The discussion surfaced a pattern several participants recognized from their own work: incumbents who resist a new technology often understand it perfectly well. The resistance is strategic rather than cognitive. Unions do not oppose AI actors because they fail to grasp the technology; they oppose them because they understand exactly what the technology would do to their members' livelihoods.
The vocaloid paper, presented by Yuki Miyazawa, approached AI from a different angle, examining how a stigmatized, machine-generated music category in Japan gradually moved from underground networks to mainstream platforms and, in doing so, changed not just what music sounds like, but how music is evaluated.

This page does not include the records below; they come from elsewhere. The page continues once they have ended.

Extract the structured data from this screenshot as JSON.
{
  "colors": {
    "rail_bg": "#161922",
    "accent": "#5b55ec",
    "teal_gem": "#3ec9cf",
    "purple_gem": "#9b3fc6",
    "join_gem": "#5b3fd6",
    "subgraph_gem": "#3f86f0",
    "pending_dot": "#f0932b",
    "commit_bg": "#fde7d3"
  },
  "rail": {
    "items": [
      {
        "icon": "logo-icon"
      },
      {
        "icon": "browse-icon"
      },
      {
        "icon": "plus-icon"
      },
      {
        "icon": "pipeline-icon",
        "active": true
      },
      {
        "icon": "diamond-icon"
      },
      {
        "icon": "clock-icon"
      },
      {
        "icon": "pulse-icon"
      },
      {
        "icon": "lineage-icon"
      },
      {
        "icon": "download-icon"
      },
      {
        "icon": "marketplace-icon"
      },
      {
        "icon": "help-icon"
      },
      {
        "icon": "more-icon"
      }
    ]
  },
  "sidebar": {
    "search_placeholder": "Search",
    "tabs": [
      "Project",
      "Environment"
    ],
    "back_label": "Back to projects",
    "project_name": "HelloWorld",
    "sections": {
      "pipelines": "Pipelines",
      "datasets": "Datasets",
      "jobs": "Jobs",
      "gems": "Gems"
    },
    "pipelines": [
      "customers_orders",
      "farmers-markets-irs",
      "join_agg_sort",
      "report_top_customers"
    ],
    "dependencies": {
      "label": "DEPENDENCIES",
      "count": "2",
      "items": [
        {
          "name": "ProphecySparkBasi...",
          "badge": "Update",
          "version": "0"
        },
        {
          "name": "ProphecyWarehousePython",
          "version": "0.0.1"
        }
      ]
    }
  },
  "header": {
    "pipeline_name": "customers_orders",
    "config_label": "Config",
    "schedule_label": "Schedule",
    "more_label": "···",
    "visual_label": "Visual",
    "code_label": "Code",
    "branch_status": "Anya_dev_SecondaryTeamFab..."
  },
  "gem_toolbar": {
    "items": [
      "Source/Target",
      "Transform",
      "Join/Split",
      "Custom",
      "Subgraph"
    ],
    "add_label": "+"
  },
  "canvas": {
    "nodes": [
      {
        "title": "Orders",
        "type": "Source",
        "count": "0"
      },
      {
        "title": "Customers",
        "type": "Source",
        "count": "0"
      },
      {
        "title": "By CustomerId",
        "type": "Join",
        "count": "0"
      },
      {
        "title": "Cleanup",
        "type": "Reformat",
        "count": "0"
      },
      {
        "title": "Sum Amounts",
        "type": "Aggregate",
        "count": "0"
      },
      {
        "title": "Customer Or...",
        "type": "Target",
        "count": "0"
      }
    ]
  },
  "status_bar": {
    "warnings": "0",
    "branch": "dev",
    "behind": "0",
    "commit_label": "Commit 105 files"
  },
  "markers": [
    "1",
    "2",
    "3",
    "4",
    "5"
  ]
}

Miyazawa found that a key mechanism was what the research team called "carriers": producers who stopped using Vocaloid technology but brought its aesthetic sensibility into mainstream work, expanding the evaluative frame from within.

The full-day itinerary included Swedish "fika" breaks on the balcony at Sveavägen 65. Photograph: Majlin Skjetne
Creativity, meaning, and organizational gatekeepers
Anna Rylander Eklund’s paper was the most philosophical and, for several participants, especially relevant to their own experiences. She returned to a case study of a Swedish design agency originally conducted in 2009, rereading the data through a new lens drawn from pragmatist aesthetics and practitioner literature.

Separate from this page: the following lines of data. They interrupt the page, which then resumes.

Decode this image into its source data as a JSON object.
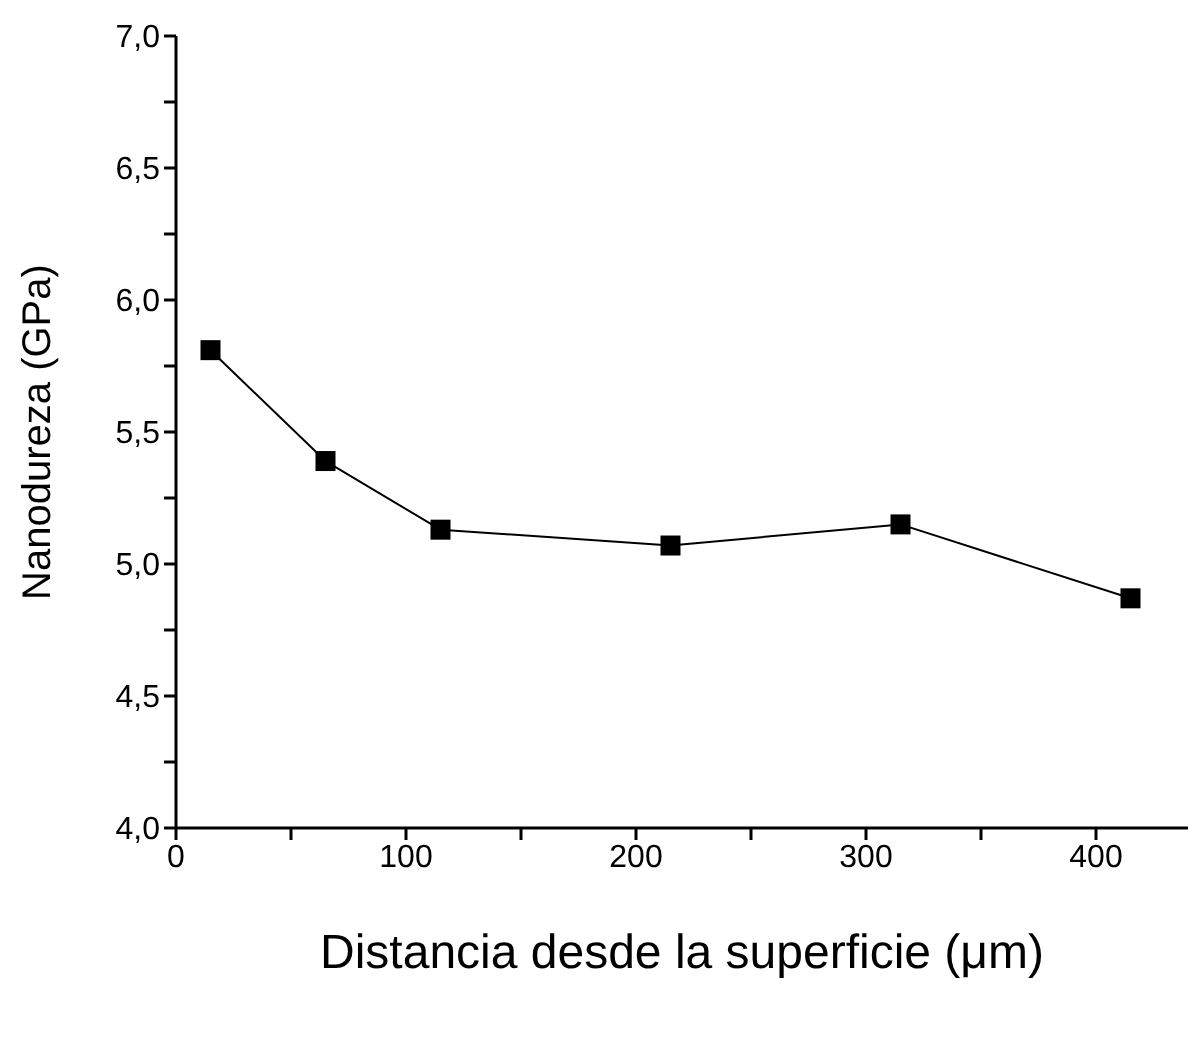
{
  "chart_data": {
    "type": "line",
    "xlabel": "Distancia desde la superficie (μm)",
    "ylabel": "Nanodureza (GPa)",
    "x": [
      15,
      65,
      115,
      215,
      315,
      415
    ],
    "series": [
      {
        "color": "#000000",
        "values": [
          5.81,
          5.39,
          5.13,
          5.07,
          5.15,
          4.87
        ]
      }
    ],
    "xlim": [
      0,
      440
    ],
    "xticks": [
      0,
      {
        "value": 50,
        "label": null
      },
      100,
      {
        "value": 150,
        "label": null
      },
      200,
      {
        "value": 250,
        "label": null
      },
      300,
      {
        "value": 350,
        "label": null
      },
      400
    ],
    "ylim": [
      4,
      7
    ],
    "yticks": [
      {
        "value": 4,
        "label": "4,0"
      },
      {
        "value": 4.25,
        "label": null
      },
      {
        "value": 4.5,
        "label": "4,5"
      },
      {
        "value": 4.75,
        "label": null
      },
      {
        "value": 5,
        "label": "5,0"
      },
      {
        "value": 5.25,
        "label": null
      },
      {
        "value": 5.5,
        "label": "5,5"
      },
      {
        "value": 5.75,
        "label": null
      },
      {
        "value": 6,
        "label": "6,0"
      },
      {
        "value": 6.25,
        "label": null
      },
      {
        "value": 6.5,
        "label": "6,5"
      },
      {
        "value": 6.75,
        "label": null
      },
      {
        "value": 7,
        "label": "7,0"
      }
    ],
    "grid": false,
    "legend": false,
    "marker": "square",
    "line_style": "solid"
  }
}
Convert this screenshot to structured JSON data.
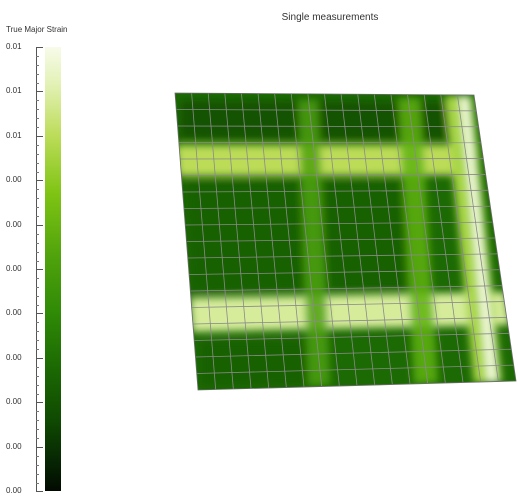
{
  "legend": {
    "title": "True Major Strain",
    "tick_labels": [
      "0.01",
      "0.01",
      "0.01",
      "0.00",
      "0.00",
      "0.00",
      "0.00",
      "0.00",
      "0.00",
      "0.00",
      "0.00"
    ]
  },
  "plot": {
    "title": "Single measurements"
  },
  "colors": {
    "bar_top": "#f7fbea",
    "bar_bottom": "#020a01",
    "field_dark": "#1c6a03",
    "field_light": "#e4f2b8",
    "grid_line": "#8a8a8a"
  }
}
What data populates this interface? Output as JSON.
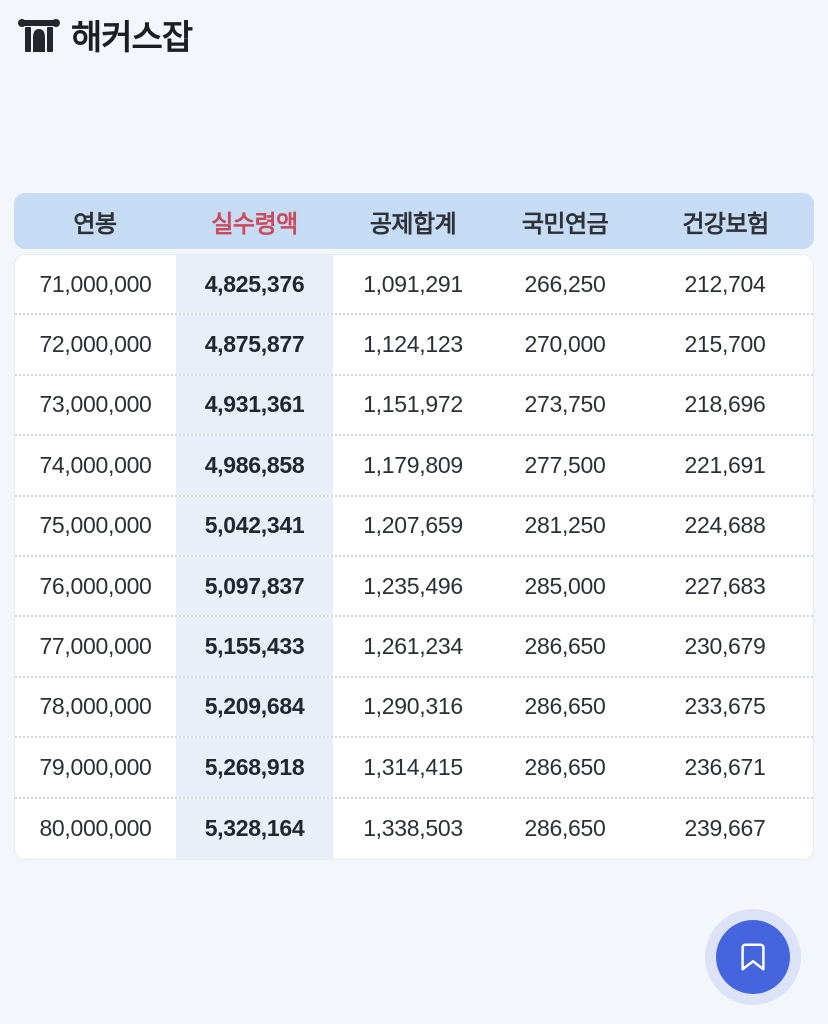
{
  "page": {
    "background_color": "#f3f6fb"
  },
  "logo": {
    "icon": "hackers-gate-icon",
    "text": "해커스잡",
    "color": "#1b1e24"
  },
  "table": {
    "header_bg_color": "#c6dcf5",
    "accent_color": "#cb4b5c",
    "highlight_column_bg": "#e9eef8",
    "accent_header_index": 1,
    "highlight_column_index": 1,
    "headers": [
      "연봉",
      "실수령액",
      "공제합계",
      "국민연금",
      "건강보험"
    ],
    "rows": [
      [
        "71,000,000",
        "4,825,376",
        "1,091,291",
        "266,250",
        "212,704"
      ],
      [
        "72,000,000",
        "4,875,877",
        "1,124,123",
        "270,000",
        "215,700"
      ],
      [
        "73,000,000",
        "4,931,361",
        "1,151,972",
        "273,750",
        "218,696"
      ],
      [
        "74,000,000",
        "4,986,858",
        "1,179,809",
        "277,500",
        "221,691"
      ],
      [
        "75,000,000",
        "5,042,341",
        "1,207,659",
        "281,250",
        "224,688"
      ],
      [
        "76,000,000",
        "5,097,837",
        "1,235,496",
        "285,000",
        "227,683"
      ],
      [
        "77,000,000",
        "5,155,433",
        "1,261,234",
        "286,650",
        "230,679"
      ],
      [
        "78,000,000",
        "5,209,684",
        "1,290,316",
        "286,650",
        "233,675"
      ],
      [
        "79,000,000",
        "5,268,918",
        "1,314,415",
        "286,650",
        "236,671"
      ],
      [
        "80,000,000",
        "5,328,164",
        "1,338,503",
        "286,650",
        "239,667"
      ]
    ]
  },
  "fab": {
    "icon": "bookmark-icon",
    "color": "#4565de"
  }
}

She argued that the kind of creativity practiced by art-trained designers (embodied, relational, and meaning-making) is increasingly being squeezed out of organizations largely because the people now acting as gatekeepers inside large companies lack the sensibility to recognize or support it.

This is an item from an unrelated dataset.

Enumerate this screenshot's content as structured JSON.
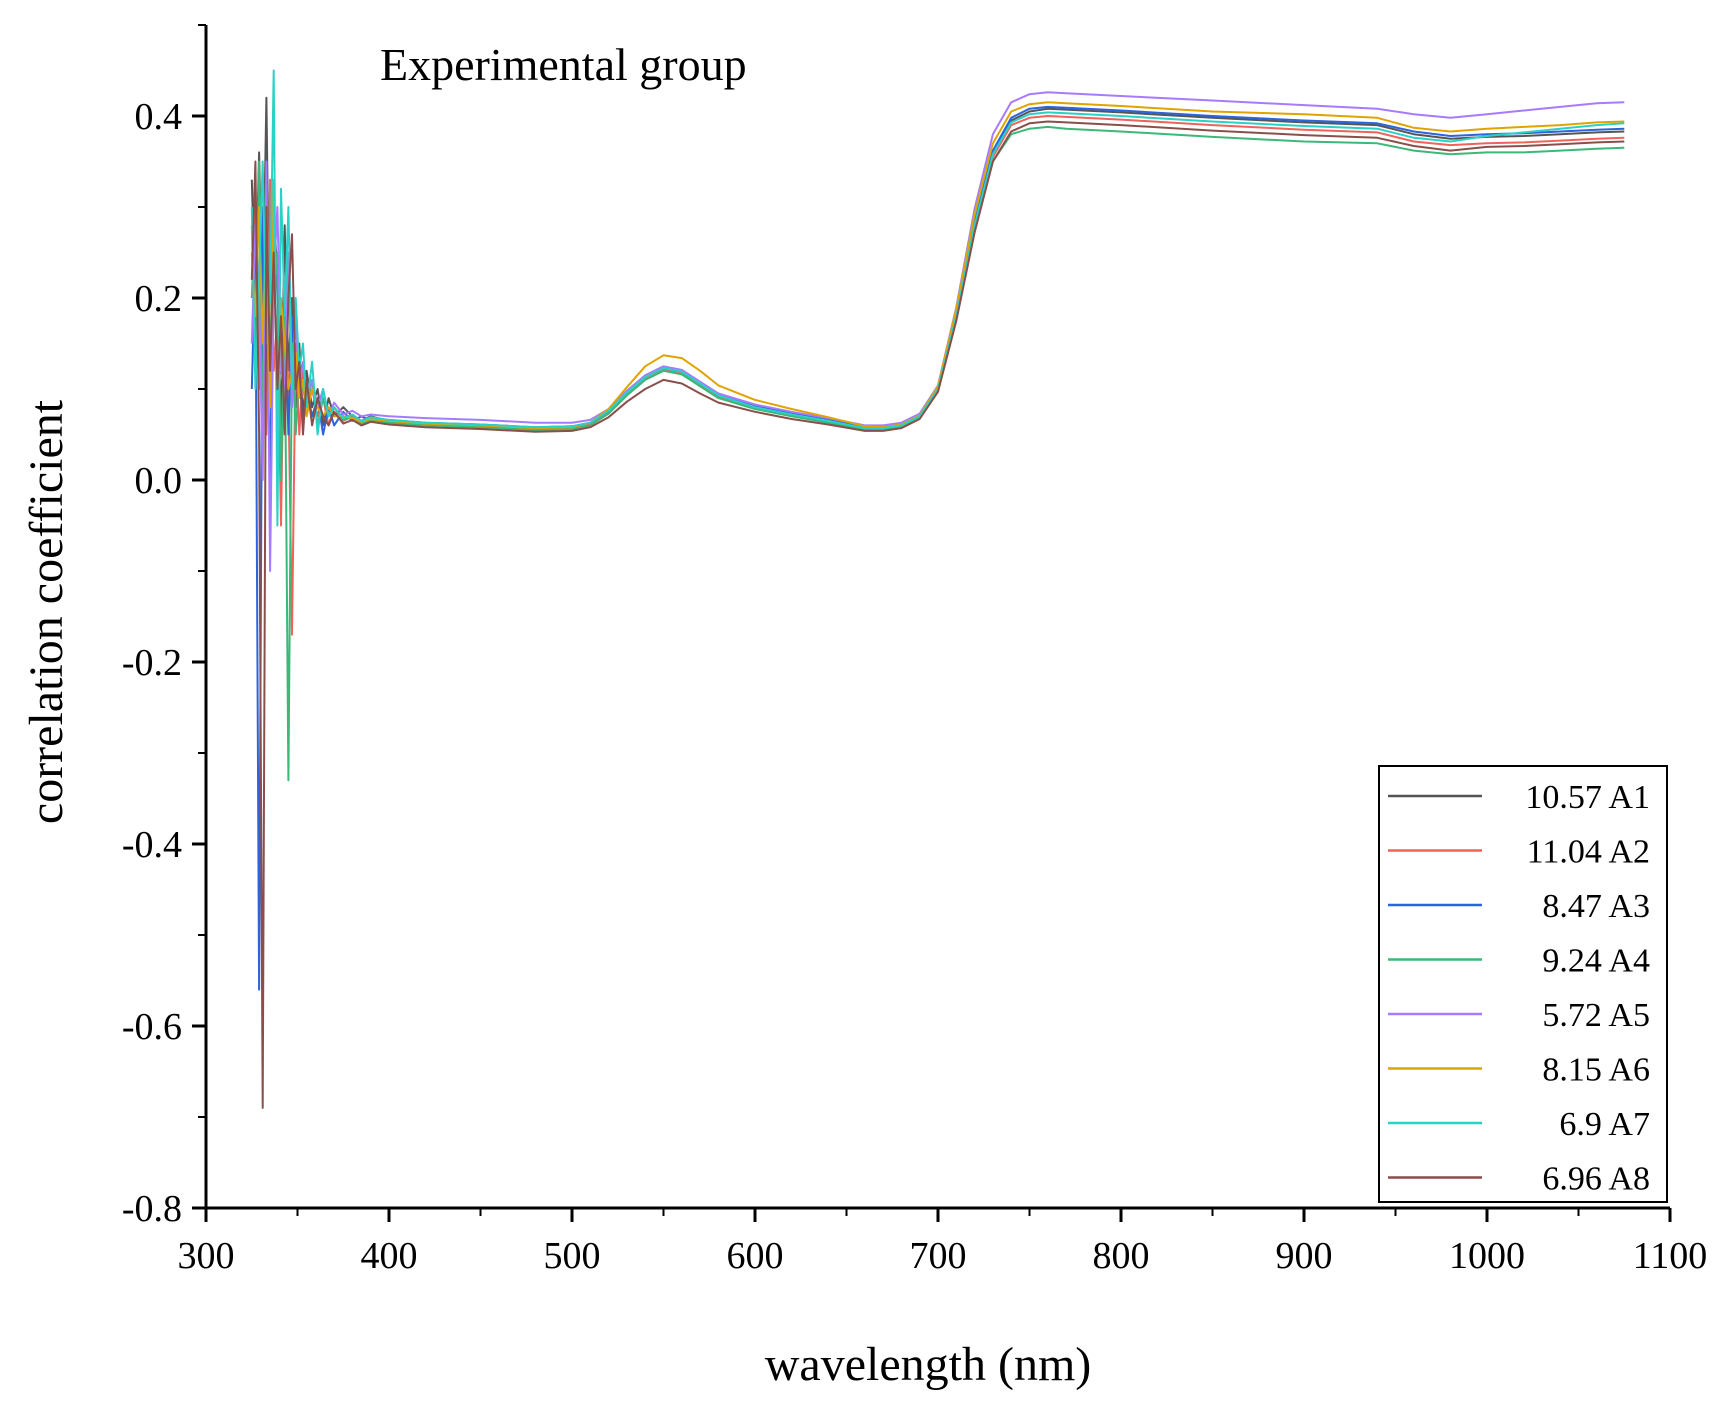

The paper prompted an animated exchange, reflecting on whether the challenge lies in organizational design, in training managers to develop aesthetic judgment, or in other factors yet to be unveiled.

PhD students Dequn Teng and Chen Ye in the Heckscher-Ohlin room at Sveavägen 65. Photograph: Majlin Skjetne
Legitimacy, intermediaries, and radical change
Across eleven papers and a full day of debate, several key themes emerged.
The question of legitimacy ran through almost every session, as the contested, dynamic, and often political process it is. Who gets to decide what counts as valid creative work? How does that change over time, across geographies, and across institutional contexts?
The role of intermediaries such as festivals, curators, investors, platforms, and audiences repeatedly emerged as a site of both gatekeeping and enabling. Events, in particular, appeared as under-theorized actors in the legitimation of radical innovation: not just passive venues, but active shapers of what gets heard, seen, and taken seriously.
Running beneath all of the discussions was a broader question about what radical actually means in creative industries. Is it a reconfiguration of the evaluative system? The creation of a new category, or is it dealing with how creativity is experienced?
In addition to theory, the answer matters for the creators, platforms, and institutions trying to make sense of what is genuinely new in a world changing faster than existing frameworks can keep up.